If we pass a directory as an argument to a program, it may contain symbolic links to anywhere. Since processes may now have different namespaces, we have a choice of namespaces in which to resolve the destinations of the symbolic links. Do we resolve them in the user's namespace, or the process's namespace?
If we resolve symlinks in the user's namespace, and we allow the process to create symlinks to arbitrary destinations, it could create a symlink to `/' and thereby grant itself access to all of the user's filesystem. Instead, we could try to restrict the ability of a process to create symlinks, so that it can only create symlinks to files and directories that it already has access to. But since symlinks are interpreted relative to their position in the filesystem, which can change, it would be difficult to make this robust. Furthermore, the problem of pre-existing symlinks remains. A user should be able to tell what files and directories they're granting access to based on the command invocation. Granting access also to files and directories that are symlinked to, perhaps from deep inside a directory, violates this, because there is little constraint on the destinations of symlinks.
Resolving symlinks in the process's namespace makes more sense. It follows the normal semantics of symlinks under Unix, which is that symlinks are simply a convenience that *could* be implemented by the process itself rather than by the kernel.
Ultimately, the solution is to do away with symbolic links and replace them with object references.
If we are to implement these semantics, we must be careful not to use the kernel's ability to follow symlinks. There is not a straightforward option for turning off following symlinks in the underlying filesystem. When we give a pathname such as `a/b/c' to the kernel, if `a/b' is a symbolic link the kernel will always follow it, interpreting it in its namespace.
The approach used in the file server is to set the current working directory to each component of the pathname in turn. For each component, do:
lstat() on the leaf name. If it's a symlink, do readlink() and interpret the link.

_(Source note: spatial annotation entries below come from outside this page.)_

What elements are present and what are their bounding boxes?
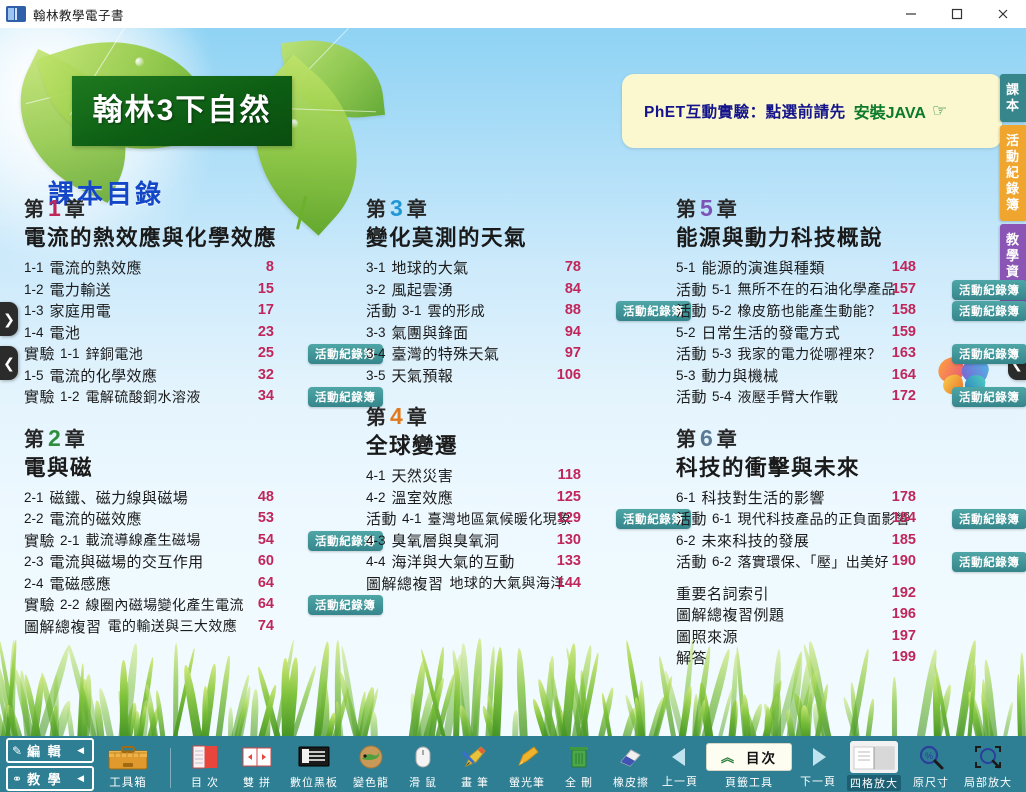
toc-entry-page: 118 xyxy=(553,467,581,483)
toc-entry-code: 5-4 xyxy=(712,389,732,404)
toc-entry-code: 5-1 xyxy=(712,282,732,297)
toc-entry-title: 家庭用電 xyxy=(50,300,112,321)
toc-entry-title: 電的輸送與三大效應 xyxy=(108,616,238,636)
app-icon xyxy=(6,5,26,23)
teach-mode-label: 教 學 xyxy=(27,769,63,788)
appendix-entry-page: 197 xyxy=(888,628,916,644)
toc-entry[interactable]: 活動3-1雲的形成88活動紀錄簿 xyxy=(366,300,676,322)
chapter-suffix: 章 xyxy=(407,407,428,429)
window-controls xyxy=(888,0,1026,28)
toc-entry-code: 4-2 xyxy=(366,490,386,505)
activity-log-badge[interactable]: 活動紀錄簿 xyxy=(952,509,1026,529)
chapter-title: 電流的熱效應與化學效應 xyxy=(24,223,376,253)
toc-entry-title: 線圈內磁場變化產生電流 xyxy=(86,595,244,615)
toc-entry-code: 1-4 xyxy=(24,325,44,340)
toc-entry-code: 1-1 xyxy=(24,260,44,275)
toc-entry[interactable]: 活動5-2橡皮筋也能產生動能？158活動紀錄簿 xyxy=(676,300,1006,322)
toc-entry-page: 158 xyxy=(888,302,916,318)
toc-entry-kind-label: 活動 xyxy=(366,300,397,321)
toolbar-item-highlighter-label: 螢光筆 xyxy=(509,774,545,790)
highlighter-icon xyxy=(513,742,541,772)
chapter-prefix: 第 xyxy=(24,429,45,451)
toc-entry-title: 科技對生活的影響 xyxy=(702,487,825,508)
appendix-entry-title: 圖照來源 xyxy=(676,629,738,646)
mouse-icon xyxy=(411,742,435,772)
toc-entry-page: 53 xyxy=(246,510,274,526)
toc-entry[interactable]: 活動5-3我家的電力從哪裡來？163活動紀錄簿 xyxy=(676,343,1006,365)
toc-entry-title: 我家的電力從哪裡來？ xyxy=(738,344,882,364)
toc-entry-title: 電流的磁效應 xyxy=(50,508,142,529)
toc-entry-page: 15 xyxy=(246,281,274,297)
toc-entry[interactable]: 1-3家庭用電17 xyxy=(24,300,376,322)
toc-entry-title: 溫室效應 xyxy=(392,487,454,508)
toolbar-item-blackboard[interactable]: 數位黑板 xyxy=(285,739,343,790)
toc-entry-page: 163 xyxy=(888,345,916,361)
toc-entry-text: 1-1電流的熱效應 xyxy=(24,257,376,278)
two-page-icon xyxy=(241,742,273,772)
pointing-hand-icon: ☞ xyxy=(932,101,947,121)
mode-buttons: ✎ 編 輯 ◀ ⚭ 教 學 ◀ xyxy=(6,738,94,791)
toc-tool-button[interactable]: ︽ 目次 頁籤工具 xyxy=(703,740,795,790)
toc-entry-title: 載流導線產生磁場 xyxy=(86,530,201,550)
toc-entry-title: 電解硫酸銅水溶液 xyxy=(86,387,201,407)
toolbar-item-eraser[interactable]: 橡皮擦 xyxy=(607,739,655,790)
toc-entry-code: 2-1 xyxy=(60,533,80,548)
toc-entry-kind-label: 實驗 xyxy=(24,343,55,364)
edit-mode-button[interactable]: ✎ 編 輯 ◀ xyxy=(6,738,94,763)
toc-entry-page: 64 xyxy=(246,575,274,591)
toc-entry[interactable]: 4-2溫室效應125 xyxy=(366,487,676,509)
toc-entry[interactable]: 2-4電磁感應64 xyxy=(24,573,376,595)
chapter-heading: 第6章 xyxy=(676,426,1006,453)
toolbar-item-chameleon-label: 變色龍 xyxy=(353,774,389,790)
toc-entry-code: 6-1 xyxy=(712,511,732,526)
toc-entry[interactable]: 2-2電流的磁效應53 xyxy=(24,508,376,530)
toolbar-item-partial-zoom[interactable]: 局部放大 xyxy=(959,739,1017,790)
toolbar-item-chameleon[interactable]: 變色龍 xyxy=(347,739,395,790)
prev-page-label: 上一頁 xyxy=(662,773,698,789)
chapter-title: 全球變遷 xyxy=(366,431,676,461)
toc-entry-title: 電力輸送 xyxy=(50,279,112,300)
toc-entry[interactable]: 活動5-1無所不在的石油化學產品157活動紀錄簿 xyxy=(676,279,1006,301)
toc-entry-title: 未來科技的發展 xyxy=(702,530,810,551)
toc-entry-kind-label: 活動 xyxy=(676,551,707,572)
toc-entry-page: 25 xyxy=(246,345,274,361)
eraser-icon xyxy=(617,742,645,772)
toc-entry-title: 橡皮筋也能產生動能？ xyxy=(738,301,882,321)
toc-entry[interactable]: 6-2未來科技的發展185 xyxy=(676,530,1006,552)
toc-entry-page: 8 xyxy=(246,259,274,275)
toc-entry[interactable]: 2-3電流與磁場的交互作用60 xyxy=(24,551,376,573)
toc-entry-code: 2-2 xyxy=(60,597,80,612)
toc-entry-title: 磁鐵、磁力線與磁場 xyxy=(50,487,189,508)
chapter-block: 第5章能源與動力科技概說5-1能源的演進與種類148活動5-1無所不在的石油化學… xyxy=(676,196,1006,408)
toc-entry-page: 17 xyxy=(246,302,274,318)
toc-entry-code: 5-3 xyxy=(712,346,732,361)
toc-entry-code: 3-1 xyxy=(366,260,386,275)
toc-entry-code: 3-1 xyxy=(402,303,422,318)
toolbar-item-partial-zoom-label: 局部放大 xyxy=(964,774,1012,790)
toolbar-item-actual-size[interactable]: % 原尺寸 xyxy=(907,739,955,790)
toc-entry-code: 2-3 xyxy=(24,554,44,569)
toc-entry[interactable]: 實驗2-2線圈內磁場變化產生電流64活動紀錄簿 xyxy=(24,594,376,616)
trash-icon xyxy=(567,742,591,772)
toc-entry-text: 圖解總複習地球的大氣與海洋 xyxy=(366,573,676,594)
toc-entry-kind-label: 活動 xyxy=(676,343,707,364)
toc-entry-page: 106 xyxy=(553,367,581,383)
appendix-entry-page: 196 xyxy=(888,606,916,622)
prev-page-arrow-icon xyxy=(667,743,693,771)
grass-blade xyxy=(228,707,233,736)
activity-log-badge[interactable]: 活動紀錄簿 xyxy=(308,595,383,615)
chapter-suffix: 章 xyxy=(717,429,738,451)
actual-size-icon: % xyxy=(917,742,945,772)
toolbar-item-four-grid-zoom-label: 四格放大 xyxy=(847,775,901,791)
toolbar-item-contents[interactable]: 目 次 xyxy=(181,739,229,790)
toc-entry[interactable]: 3-2風起雲湧84 xyxy=(366,279,676,301)
chapter-block: 第1章電流的熱效應與化學效應1-1電流的熱效應81-2電力輸送151-3家庭用電… xyxy=(24,196,376,408)
toc-entry-title: 日常生活的發電方式 xyxy=(702,322,841,343)
toc-entry-text: 6-1科技對生活的影響 xyxy=(676,487,1006,508)
toc-entry-text: 6-2未來科技的發展 xyxy=(676,530,1006,551)
toc-entry-title: 雲的形成 xyxy=(428,301,486,321)
toc-entry-kind-label: 圖解總複習 xyxy=(366,573,444,594)
toc-entry[interactable]: 3-4臺灣的特殊天氣97 xyxy=(366,343,676,365)
teach-mode-button[interactable]: ⚭ 教 學 ◀ xyxy=(6,766,94,791)
next-page-button[interactable]: 下一頁 xyxy=(795,740,841,789)
toc-entry-text: 1-4電池 xyxy=(24,322,376,343)
toc-entry-code: 1-2 xyxy=(60,389,80,404)
activity-log-badge[interactable]: 活動紀錄簿 xyxy=(952,344,1026,364)
toc-entry-title: 氣團與鋒面 xyxy=(392,322,469,343)
toc-entry-title: 地球的大氣 xyxy=(392,257,469,278)
toc-entry[interactable]: 1-2電力輸送15 xyxy=(24,279,376,301)
close-button[interactable] xyxy=(980,0,1026,28)
svg-text:%: % xyxy=(925,751,933,761)
toc-entry-code: 6-1 xyxy=(676,490,696,505)
toc-entry-page: 172 xyxy=(888,388,916,404)
chapter-number: 6 xyxy=(697,425,717,451)
toc-entry-code: 6-2 xyxy=(712,554,732,569)
toc-entry-page: 129 xyxy=(553,510,581,526)
toc-entry-page: 88 xyxy=(553,302,581,318)
toolbox-label: 工具箱 xyxy=(109,774,147,790)
toc-entry-title: 海洋與大氣的互動 xyxy=(392,551,515,572)
toc-entry[interactable]: 4-1天然災害118 xyxy=(366,465,676,487)
toolbar-item-whiteboard[interactable]: 白 板 xyxy=(1021,739,1026,790)
window-title: 翰林教學電子書 xyxy=(33,5,124,24)
toc-entry-text: 5-1能源的演進與種類 xyxy=(676,257,1006,278)
toc-entry-page: 54 xyxy=(246,532,274,548)
toolbar-item-pen-label: 畫 筆 xyxy=(461,774,489,790)
chapter-prefix: 第 xyxy=(366,199,387,221)
toc-entry-code: 2-1 xyxy=(24,490,44,505)
chapter-number: 5 xyxy=(697,195,717,221)
toc-entry[interactable]: 實驗1-2電解硫酸銅水溶液34活動紀錄簿 xyxy=(24,386,376,408)
minimize-button[interactable] xyxy=(888,0,934,28)
toc-entry[interactable]: 3-1地球的大氣78 xyxy=(366,257,676,279)
toc-entry-page: 144 xyxy=(553,575,581,591)
toc-entry-title: 電池 xyxy=(50,322,81,343)
toc-entry-page: 185 xyxy=(888,532,916,548)
activity-log-badge[interactable]: 活動紀錄簿 xyxy=(952,387,1026,407)
toc-entry-code: 1-5 xyxy=(24,368,44,383)
toc-entry-page: 125 xyxy=(553,489,581,505)
phet-notice[interactable]: PhET互動實驗：點選前請先 安裝JAVA ☞ xyxy=(622,74,1002,148)
toc-entry[interactable]: 活動6-1現代科技產品的正負面影響184活動紀錄簿 xyxy=(676,508,1006,530)
toolbar-divider xyxy=(170,748,171,788)
toc-entry-title: 能源的演進與種類 xyxy=(702,257,825,278)
toc-entry-title: 液壓手臂大作戰 xyxy=(738,387,839,407)
toc-entry-title: 臺灣的特殊天氣 xyxy=(392,343,500,364)
side-tab-textbook[interactable]: 課本 xyxy=(1000,74,1026,122)
toc-column: 第1章電流的熱效應與化學效應1-1電流的熱效應81-2電力輸送151-3家庭用電… xyxy=(24,196,376,637)
toc-entry-title: 鋅銅電池 xyxy=(86,344,144,364)
chapter-number: 2 xyxy=(45,425,65,451)
toc-entry-text: 3-4臺灣的特殊天氣 xyxy=(366,343,676,364)
toc-entry[interactable]: 5-1能源的演進與種類148 xyxy=(676,257,1006,279)
maximize-button[interactable] xyxy=(934,0,980,28)
toc-entry-page: 148 xyxy=(888,259,916,275)
chameleon-icon xyxy=(357,742,385,772)
pencil-icon: ✎ xyxy=(12,744,24,758)
four-grid-zoom-icon xyxy=(850,741,898,773)
appendix-entry-page: 192 xyxy=(888,585,916,601)
toc-entry-title: 臭氧層與臭氧洞 xyxy=(392,530,500,551)
toc-entry-kind-label: 圖解總複習 xyxy=(24,616,102,637)
appendix-entry[interactable]: 重要名詞索引192 xyxy=(676,583,1006,605)
toc-entry-code: 3-5 xyxy=(366,368,386,383)
chapter-prefix: 第 xyxy=(676,429,697,451)
toc-entry-code: 1-1 xyxy=(60,346,80,361)
toc-entry[interactable]: 1-1電流的熱效應8 xyxy=(24,257,376,279)
toc-entry-title: 天然災害 xyxy=(392,465,454,486)
phet-java-link[interactable]: 安裝JAVA xyxy=(854,99,926,123)
book-page: 翰林3下自然 課本目錄 PhET互動實驗：點選前請先 安裝JAVA ☞ ❯ ❮ … xyxy=(0,28,1026,736)
app-window: 翰林教學電子書 翰林3下自然 課本目錄 PhET互動實驗：點選 xyxy=(0,0,1026,792)
toolbar-item-four-grid-zoom[interactable]: 四格放大 xyxy=(845,738,903,791)
toc-entry[interactable]: 圖解總複習電的輸送與三大效應74 xyxy=(24,616,376,638)
toc-entry-page: 84 xyxy=(553,281,581,297)
toc-entry[interactable]: 2-1磁鐵、磁力線與磁場48 xyxy=(24,487,376,509)
toc-entry-code: 4-3 xyxy=(366,533,386,548)
toc-entry-code: 1-3 xyxy=(24,303,44,318)
toc-entry-page: 159 xyxy=(888,324,916,340)
toc-entry-page: 64 xyxy=(246,596,274,612)
pen-icon xyxy=(461,742,489,772)
toc-entry-kind-label: 實驗 xyxy=(24,386,55,407)
toc-entry-code: 2-4 xyxy=(24,576,44,591)
toc-entry-title: 落實環保、「壓」出美好 xyxy=(738,552,889,572)
toc-entry-text: 5-3動力與機械 xyxy=(676,365,1006,386)
chapter-heading: 第4章 xyxy=(366,404,676,431)
toc-entry-title: 電流的熱效應 xyxy=(50,257,142,278)
toolbox-icon xyxy=(103,743,153,773)
toc-entry-page: 184 xyxy=(888,510,916,526)
chevron-left-icon: ◀ xyxy=(77,745,86,756)
toc-entry[interactable]: 4-3臭氧層與臭氧洞130 xyxy=(366,530,676,552)
grass-blade xyxy=(66,706,75,736)
toc-entry-text: 4-4海洋與大氣的互動 xyxy=(366,551,676,572)
toc-tool-text: 目次 xyxy=(746,747,777,767)
toc-entry-title: 天氣預報 xyxy=(392,365,454,386)
toolbar-item-pen[interactable]: 畫 筆 xyxy=(451,739,499,790)
appendix-entry[interactable]: 解答199 xyxy=(676,647,1006,669)
chapter-title: 變化莫測的天氣 xyxy=(366,223,676,253)
chapter-heading: 第5章 xyxy=(676,196,1006,223)
book-title: 翰林3下自然 xyxy=(72,76,292,146)
toc-entry-text: 3-5天氣預報 xyxy=(366,365,676,386)
toc-entry[interactable]: 實驗1-1鋅銅電池25活動紀錄簿 xyxy=(24,343,376,365)
chapter-title: 能源與動力科技概說 xyxy=(676,223,1006,253)
toc-entry-title: 無所不在的石油化學產品 xyxy=(738,279,896,299)
toc-tool-label: 頁籤工具 xyxy=(725,774,773,790)
contents-icon xyxy=(190,742,220,772)
toolbox-button[interactable]: 工具箱 xyxy=(98,740,158,790)
chapter-prefix: 第 xyxy=(366,407,387,429)
activity-log-badge[interactable]: 活動紀錄簿 xyxy=(952,301,1026,321)
toc-entry-kind-label: 活動 xyxy=(676,508,707,529)
toolbar-item-two-page[interactable]: 雙 拼 xyxy=(233,739,281,790)
toc-entry-page: 34 xyxy=(246,388,274,404)
toc-entry-code: 4-1 xyxy=(402,511,422,526)
toc-entry-text: 2-1磁鐵、磁力線與磁場 xyxy=(24,487,376,508)
toc-entry-text: 1-2電力輸送 xyxy=(24,279,376,300)
toc-entry[interactable]: 圖解總複習地球的大氣與海洋144 xyxy=(366,573,676,595)
toc-entry[interactable]: 5-3動力與機械164 xyxy=(676,365,1006,387)
edit-mode-label: 編 輯 xyxy=(27,741,63,760)
toc-entry[interactable]: 1-4電池23 xyxy=(24,322,376,344)
toc-entry[interactable]: 活動6-2落實環保、「壓」出美好190活動紀錄簿 xyxy=(676,551,1006,573)
toc-entry-text: 2-3電流與磁場的交互作用 xyxy=(24,551,376,572)
toc-entry-code: 3-4 xyxy=(366,346,386,361)
toc-column: 第5章能源與動力科技概說5-1能源的演進與種類148活動5-1無所不在的石油化學… xyxy=(676,196,1006,669)
appendix-entry-page: 199 xyxy=(888,649,916,665)
toc-entry-title: 地球的大氣與海洋 xyxy=(450,573,565,593)
chapter-suffix: 章 xyxy=(65,429,86,451)
toolbar-item-contents-label: 目 次 xyxy=(191,774,219,790)
appendix-entry-title: 重要名詞索引 xyxy=(676,586,769,603)
toc-entry-code: 3-3 xyxy=(366,325,386,340)
chapter-block: 第2章電與磁2-1磁鐵、磁力線與磁場482-2電流的磁效應53實驗2-1載流導線… xyxy=(24,426,376,638)
toc-entry-text: 4-3臭氧層與臭氧洞 xyxy=(366,530,676,551)
toc-entry-text: 圖解總複習電的輸送與三大效應 xyxy=(24,616,376,637)
toolbar-item-mouse-label: 滑 鼠 xyxy=(409,774,437,790)
toc-entry-page: 133 xyxy=(553,553,581,569)
appendix-entry-title: 圖解總複習例題 xyxy=(676,607,785,624)
chapter-heading: 第3章 xyxy=(366,196,676,223)
next-page-arrow-icon xyxy=(805,743,831,771)
prev-page-button[interactable]: 上一頁 xyxy=(657,740,703,789)
toc-entry-kind-label: 實驗 xyxy=(24,530,55,551)
toc-entry-text: 2-4電磁感應 xyxy=(24,573,376,594)
toc-entry-code: 4-4 xyxy=(366,554,386,569)
next-page-label: 下一頁 xyxy=(800,773,836,789)
toc-entry-code: 4-1 xyxy=(366,468,386,483)
chevron-up-icon: ︽ xyxy=(721,747,734,766)
chapter-heading: 第1章 xyxy=(24,196,376,223)
toc-entry-title: 電磁感應 xyxy=(50,573,112,594)
toc-entry-page: 164 xyxy=(888,367,916,383)
appendix-entry[interactable]: 圖照來源197 xyxy=(676,626,1006,648)
toc-entry[interactable]: 活動4-1臺灣地區氣候暖化現象129活動紀錄簿 xyxy=(366,508,676,530)
toc-column: 第3章變化莫測的天氣3-1地球的大氣783-2風起雲湧84活動3-1雲的形成88… xyxy=(366,196,676,594)
appendix-entry-title: 解答 xyxy=(676,650,707,667)
chapter-heading: 第2章 xyxy=(24,426,376,453)
toc-entry-code: 2-2 xyxy=(24,511,44,526)
activity-log-badge[interactable]: 活動紀錄簿 xyxy=(952,280,1026,300)
toc-entry[interactable]: 3-5天氣預報106 xyxy=(366,365,676,387)
toolbar-item-blackboard-label: 數位黑板 xyxy=(290,774,338,790)
toc-entry-title: 電流與磁場的交互作用 xyxy=(50,551,204,572)
toc-entry[interactable]: 1-5電流的化學效應32 xyxy=(24,365,376,387)
toc-entry-code: 6-2 xyxy=(676,533,696,548)
toc-tool-box[interactable]: ︽ 目次 xyxy=(706,743,792,771)
toc-entry-kind-label: 活動 xyxy=(676,279,707,300)
toc-entry-title: 風起雲湧 xyxy=(392,279,454,300)
toc-entry-kind-label: 實驗 xyxy=(24,594,55,615)
activity-log-badge[interactable]: 活動紀錄簿 xyxy=(952,552,1026,572)
toc-entry-page: 190 xyxy=(888,553,916,569)
toc-entry-page: 78 xyxy=(553,259,581,275)
toc-entry-text: 3-1地球的大氣 xyxy=(366,257,676,278)
chapter-suffix: 章 xyxy=(717,199,738,221)
toc-entry[interactable]: 5-2日常生活的發電方式159 xyxy=(676,322,1006,344)
side-tab-textbook-label: 課本 xyxy=(1000,82,1026,114)
toolbar-item-highlighter[interactable]: 螢光筆 xyxy=(503,739,551,790)
chapter-number: 3 xyxy=(387,195,407,221)
toc-entry-page: 23 xyxy=(246,324,274,340)
toolbar-item-two-page-label: 雙 拼 xyxy=(243,774,271,790)
chapter-number: 1 xyxy=(45,195,65,221)
toc-entry-code: 1-2 xyxy=(24,282,44,297)
toc-entry-text: 5-2日常生活的發電方式 xyxy=(676,322,1006,343)
toc-entry-page: 60 xyxy=(246,553,274,569)
blackboard-icon xyxy=(297,742,331,772)
title-bar: 翰林教學電子書 xyxy=(0,0,1026,29)
toc-entry-text: 3-3氣團與鋒面 xyxy=(366,322,676,343)
chapter-block: 第3章變化莫測的天氣3-1地球的大氣783-2風起雲湧84活動3-1雲的形成88… xyxy=(366,196,676,386)
chapter-suffix: 章 xyxy=(407,199,428,221)
toc-entry-text: 2-2電流的磁效應 xyxy=(24,508,376,529)
toc-entry[interactable]: 活動5-4液壓手臂大作戰172活動紀錄簿 xyxy=(676,386,1006,408)
toc-entry-text: 1-5電流的化學效應 xyxy=(24,365,376,386)
toc-entry[interactable]: 實驗2-1載流導線產生磁場54活動紀錄簿 xyxy=(24,530,376,552)
chevron-left-icon: ◀ xyxy=(77,773,86,784)
toc-entry-page: 130 xyxy=(553,532,581,548)
toc-entry[interactable]: 4-4海洋與大氣的互動133 xyxy=(366,551,676,573)
toc-entry-page: 94 xyxy=(553,324,581,340)
toc-entry[interactable]: 6-1科技對生活的影響178 xyxy=(676,487,1006,509)
chapter-block: 第6章科技的衝擊與未來6-1科技對生活的影響178活動6-1現代科技產品的正負面… xyxy=(676,426,1006,669)
toolbar-left-group: ✎ 編 輯 ◀ ⚭ 教 學 ◀ xyxy=(0,736,1026,791)
toolbar-item-clear-all[interactable]: 全 刪 xyxy=(555,739,603,790)
phet-notice-text: PhET互動實驗：點選前請先 xyxy=(644,100,846,122)
grass-blade xyxy=(1002,701,1015,736)
toolbar-item-actual-size-label: 原尺寸 xyxy=(913,774,949,790)
chapter-prefix: 第 xyxy=(676,199,697,221)
appendix-spacer xyxy=(676,573,1006,583)
toolbar-item-mouse[interactable]: 滑 鼠 xyxy=(399,739,447,790)
toolbar-item-eraser-label: 橡皮擦 xyxy=(613,774,649,790)
toc-entry-title: 臺灣地區氣候暖化現象 xyxy=(428,509,572,529)
toc-entry-page: 157 xyxy=(888,281,916,297)
toc-entry[interactable]: 3-3氣團與鋒面94 xyxy=(366,322,676,344)
toc-entry-text: 4-2溫室效應 xyxy=(366,487,676,508)
partial-zoom-icon xyxy=(973,742,1003,772)
appendix-entry[interactable]: 圖解總複習例題196 xyxy=(676,604,1006,626)
toc-entry-page: 74 xyxy=(246,618,274,634)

Otherwise, if it's a directory, do open(leaf, O_NOFOLLOW | O_DIRECTORY). If O_NOFOLLOW or O_DIRECTORY are not supported, we can do fstat() to check that the object opened is the same as the one we lstat()'d (it may have changed between the system calls).
Do fchdir() to set the current directory to the directory.
Obviously this requires more system calls than allowing the kernel to resolve symlinks.
Note that the server must never send the clients FDs for directories. A client could use a directory FD to break out of its chroot jail.
The Unix kernel can be regarded as providing a set of capability registers (file descriptors) that can contain directory object references, along with a special capability register (the current working directory) relative to which pathnames are resolved. References can be copied from a normal register to the special register using fchdir(). References can be copied from the special register to the normal registers using open(".").
Unfortunately, this model falls down in two places:
Directories with `execute' but not `read' permission cannot be opened with open(). One can chdir() into them, but not fchdir() into them.
Arguably, Unix should let you open() such directories but not read their contents using the resulting FD.
This could be worked around, but no workaround is implemented yet.
link() is unusual in that it takes two pathname arguments. It is difficult to use safely (without the kernel following symlinks). We have no guarantee that the source file (or destination) is the one we intended to link. Any check will be vulnerable to race conditions.
The same applies to rename().
Under Plash, link() and rename() are only implemented for the same-directory case.